Introduction to the Odyssey



The Kishinev pogrom of Easter, 1903. It's over one hundred years since that murderous assault on Jews occurred. Practically no one knows of it, today, but at the time it was Cause célèbre and the reason many Jews left their homeland of centuries to travel under severe conditions. [Pictured is a cartoon from 1903 showing President Theodore Roosevelt imploring the Russian Czar to end the meaningless support of attacks on Jews.]
 

 Among those who took the path to freedom were two brothers, Meyer and Ephraim Stein who traveled together through Europe to England.

The reader is taken on one of the routes Jews used to escape. The journey together ends as Meyer boards a ship for Canada. Ephraim is missing and remains so for almost twenty years.
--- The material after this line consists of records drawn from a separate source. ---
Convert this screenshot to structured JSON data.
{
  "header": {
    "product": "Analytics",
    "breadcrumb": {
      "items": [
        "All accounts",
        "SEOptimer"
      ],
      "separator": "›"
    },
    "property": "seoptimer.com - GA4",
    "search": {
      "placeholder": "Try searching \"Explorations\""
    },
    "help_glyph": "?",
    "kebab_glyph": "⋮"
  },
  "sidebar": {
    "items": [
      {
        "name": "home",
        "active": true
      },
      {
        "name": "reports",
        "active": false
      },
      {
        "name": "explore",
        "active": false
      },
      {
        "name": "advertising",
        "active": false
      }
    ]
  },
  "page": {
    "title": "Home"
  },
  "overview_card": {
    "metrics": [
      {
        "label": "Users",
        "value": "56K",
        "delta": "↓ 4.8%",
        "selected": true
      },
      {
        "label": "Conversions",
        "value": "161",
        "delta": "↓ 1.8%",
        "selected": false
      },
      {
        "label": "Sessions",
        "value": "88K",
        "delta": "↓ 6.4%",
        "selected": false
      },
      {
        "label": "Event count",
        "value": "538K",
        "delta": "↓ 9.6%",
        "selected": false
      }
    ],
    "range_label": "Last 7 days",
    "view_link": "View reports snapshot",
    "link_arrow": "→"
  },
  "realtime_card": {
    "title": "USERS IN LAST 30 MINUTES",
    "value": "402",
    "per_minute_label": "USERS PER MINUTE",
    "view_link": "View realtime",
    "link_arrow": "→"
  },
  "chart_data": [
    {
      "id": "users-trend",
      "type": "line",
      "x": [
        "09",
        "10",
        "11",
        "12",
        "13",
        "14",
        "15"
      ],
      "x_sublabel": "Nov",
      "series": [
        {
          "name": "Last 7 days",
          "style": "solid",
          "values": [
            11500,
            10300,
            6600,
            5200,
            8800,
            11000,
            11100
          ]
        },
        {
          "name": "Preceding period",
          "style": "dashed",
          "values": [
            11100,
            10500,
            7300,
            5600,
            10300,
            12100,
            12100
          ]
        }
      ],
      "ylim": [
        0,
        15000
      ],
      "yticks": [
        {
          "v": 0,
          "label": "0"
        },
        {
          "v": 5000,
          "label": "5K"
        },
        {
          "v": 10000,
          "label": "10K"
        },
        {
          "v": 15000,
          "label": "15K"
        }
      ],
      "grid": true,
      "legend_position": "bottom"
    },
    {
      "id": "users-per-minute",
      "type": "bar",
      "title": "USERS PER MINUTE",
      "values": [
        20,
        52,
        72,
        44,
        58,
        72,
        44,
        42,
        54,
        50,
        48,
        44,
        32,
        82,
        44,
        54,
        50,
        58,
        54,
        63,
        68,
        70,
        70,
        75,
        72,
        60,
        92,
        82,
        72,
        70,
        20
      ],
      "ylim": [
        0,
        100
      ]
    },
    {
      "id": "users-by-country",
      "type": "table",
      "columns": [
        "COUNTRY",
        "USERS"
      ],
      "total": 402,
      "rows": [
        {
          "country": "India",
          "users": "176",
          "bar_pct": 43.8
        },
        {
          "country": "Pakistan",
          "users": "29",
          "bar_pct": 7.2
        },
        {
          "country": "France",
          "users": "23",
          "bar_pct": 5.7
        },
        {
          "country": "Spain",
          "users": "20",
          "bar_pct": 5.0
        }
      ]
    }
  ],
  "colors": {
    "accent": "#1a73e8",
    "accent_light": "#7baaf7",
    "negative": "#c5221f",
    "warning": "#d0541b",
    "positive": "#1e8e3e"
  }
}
Meyer continues on to Canada. He works in Montreal for three years while waiting for his wife and son. A second son is born in Montreal after which they move to Saskatchewan. Because of his ability with various languages, Meyer moves back east. During World War I he does limited work behind enemy lines. As finances become tight and his job is not secure, Meyer begins a new career rescuing Jews whose lives have been totally disturbed from the aftermath of World War I. Upon successfully completing his mission, Meyer returns to a relatively prosperous life until the Great Depression and World War II where he again assists the Allied effort in defeating Germany.

This story is fictional. The places are not nor are some of the details of incidents surrounding Meyer’s life.